Knowing what is going to change before the fact gives me confidence that the changes that will occur as a result of changing the template are intentional and correct. If I’ve accidentally made a change that would update or delete a business critical resource, I want to know about it before any damage has been done. And even if the change is intentional, this feature gives me one last opportunity to review and verify the change.

There are many times before the introduction of change sets where I updated an AWS resource by changing an property of the resource, unaware that changes to that particular property necessitated the creation of a new resource. SQS queue names, Lambda function names, and EC2 private IP addresses are good examples. Change sets help mitigate that issue.

More on change sets

YAML

Finally, YAML and the introduction of CloudFormation template support for YAML. In my opinion (but it’s true), this is the single greatest improvement CloudFormation has made since launching in 2011. Functionally, it provides no additional benefit over the original JSON template format, but YAML is so much better than JSON ;)
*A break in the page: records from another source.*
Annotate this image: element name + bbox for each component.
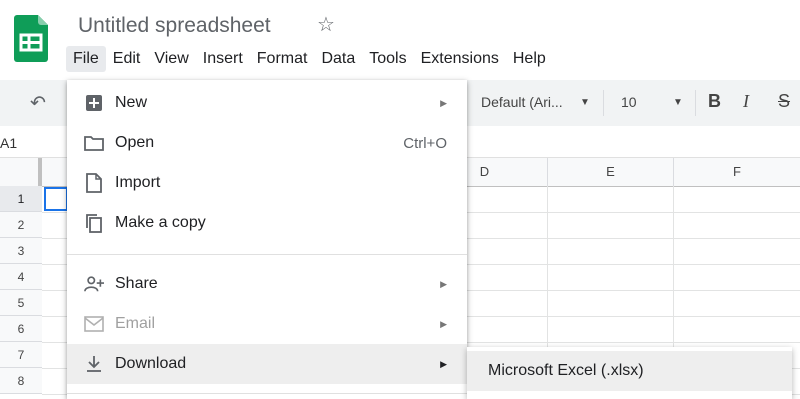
menu-item-label: New (115, 94, 148, 111)
menu-item-label: Open (115, 134, 155, 151)
strikethrough-button[interactable]: S (778, 91, 790, 112)
select-all-corner[interactable] (0, 158, 42, 186)
selected-cell[interactable] (44, 187, 68, 211)
row-header-3[interactable]: 3 (0, 238, 42, 264)
menu-item-download[interactable]: Download ▶ (67, 344, 467, 384)
new-sheet-icon (84, 93, 104, 113)
share-person-icon (84, 274, 104, 294)
shortcut-label: Ctrl+O (403, 134, 447, 152)
menu-extensions[interactable]: Extensions (414, 46, 506, 72)
download-submenu: Microsoft Excel (.xlsx) (467, 347, 792, 399)
row-header-1[interactable]: 1 (0, 186, 42, 212)
menu-format[interactable]: Format (250, 46, 315, 72)
cell-reference-box[interactable]: A1 (0, 135, 17, 151)
menu-item-label: Email (115, 315, 156, 332)
document-title[interactable]: Untitled spreadsheet (78, 14, 271, 38)
copy-icon (84, 213, 104, 233)
menu-file[interactable]: File (66, 46, 106, 72)
menu-help[interactable]: Help (506, 46, 553, 72)
menu-item-label: Import (115, 174, 161, 191)
menu-item-share[interactable]: Share ▶ (67, 264, 467, 304)
menu-item-new[interactable]: New ▶ (67, 83, 467, 123)
file-icon (84, 173, 104, 193)
row-header-7[interactable]: 7 (0, 342, 42, 368)
submenu-arrow-icon: ▶ (440, 97, 447, 108)
row-header-8[interactable]: 8 (0, 368, 42, 394)
font-family-select[interactable]: Default (Ari... (481, 94, 563, 110)
star-icon[interactable]: ☆ (317, 12, 335, 37)
toolbar-divider (695, 90, 696, 116)
menu-divider (67, 393, 467, 394)
submenu-arrow-icon: ▶ (440, 318, 447, 329)
menu-item-open[interactable]: Open Ctrl+O (67, 123, 467, 163)
menu-insert[interactable]: Insert (196, 46, 250, 72)
menu-item-email: Email ▶ (67, 304, 467, 344)
menu-view[interactable]: View (147, 46, 195, 72)
column-header-e[interactable]: E (547, 158, 673, 186)
folder-icon (84, 133, 104, 153)
menu-item-import[interactable]: Import (67, 163, 467, 203)
sheets-logo-icon[interactable] (14, 15, 48, 62)
file-menu: New ▶ Open Ctrl+O Import Make a copy Sha… (67, 80, 467, 399)
menu-item-label: Make a copy (115, 214, 206, 231)
download-icon (84, 354, 104, 374)
bold-button[interactable]: B (708, 91, 721, 112)
menu-bar: File Edit View Insert Format Data Tools … (66, 46, 553, 72)
column-header-f[interactable]: F (673, 158, 800, 186)
submenu-arrow-icon: ▶ (440, 278, 447, 289)
menu-tools[interactable]: Tools (362, 46, 413, 72)
chevron-down-icon[interactable]: ▼ (580, 97, 590, 108)
chevron-down-icon[interactable]: ▼ (673, 97, 683, 108)
menu-divider (67, 254, 467, 255)
row-header-6[interactable]: 6 (0, 316, 42, 342)
row-header-5[interactable]: 5 (0, 290, 42, 316)
row-header-2[interactable]: 2 (0, 212, 42, 238)
row-header-4[interactable]: 4 (0, 264, 42, 290)
italic-button[interactable]: I (743, 91, 749, 112)
submenu-arrow-icon: ▶ (440, 358, 447, 369)
undo-icon[interactable]: ↶ (30, 92, 46, 115)
email-icon (84, 314, 104, 334)
menu-edit[interactable]: Edit (106, 46, 148, 72)
toolbar-divider (603, 90, 604, 116)
menu-item-label: Share (115, 275, 158, 292)
menu-data[interactable]: Data (314, 46, 362, 72)
submenu-item-xlsx[interactable]: Microsoft Excel (.xlsx) (467, 351, 792, 391)
submenu-item-label: Microsoft Excel (.xlsx) (488, 362, 644, 379)
menu-item-make-a-copy[interactable]: Make a copy (67, 203, 467, 243)
menu-item-label: Download (115, 355, 187, 372)
font-size-select[interactable]: 10 (621, 94, 637, 110)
The downside, of course, is that I spend my time hunting down template errors caused by indenting and spaces instead of curly bracket placement (or angle brackets for you XML nerds).

More on YAML

A gateway to infrastructure as code

I use SQS and S3, EC2, RDS, Lambda, and SageMaker like everyone else. These are the services we all typically use to build our software and services on AWS. But when I want to “build” infrastructure on AWS, I always turn to CloudFormation.

CloudFormation is the glue that holds my AWS infrastructure all together. The “one ring” if you’re a LOTR fan. Enjoy!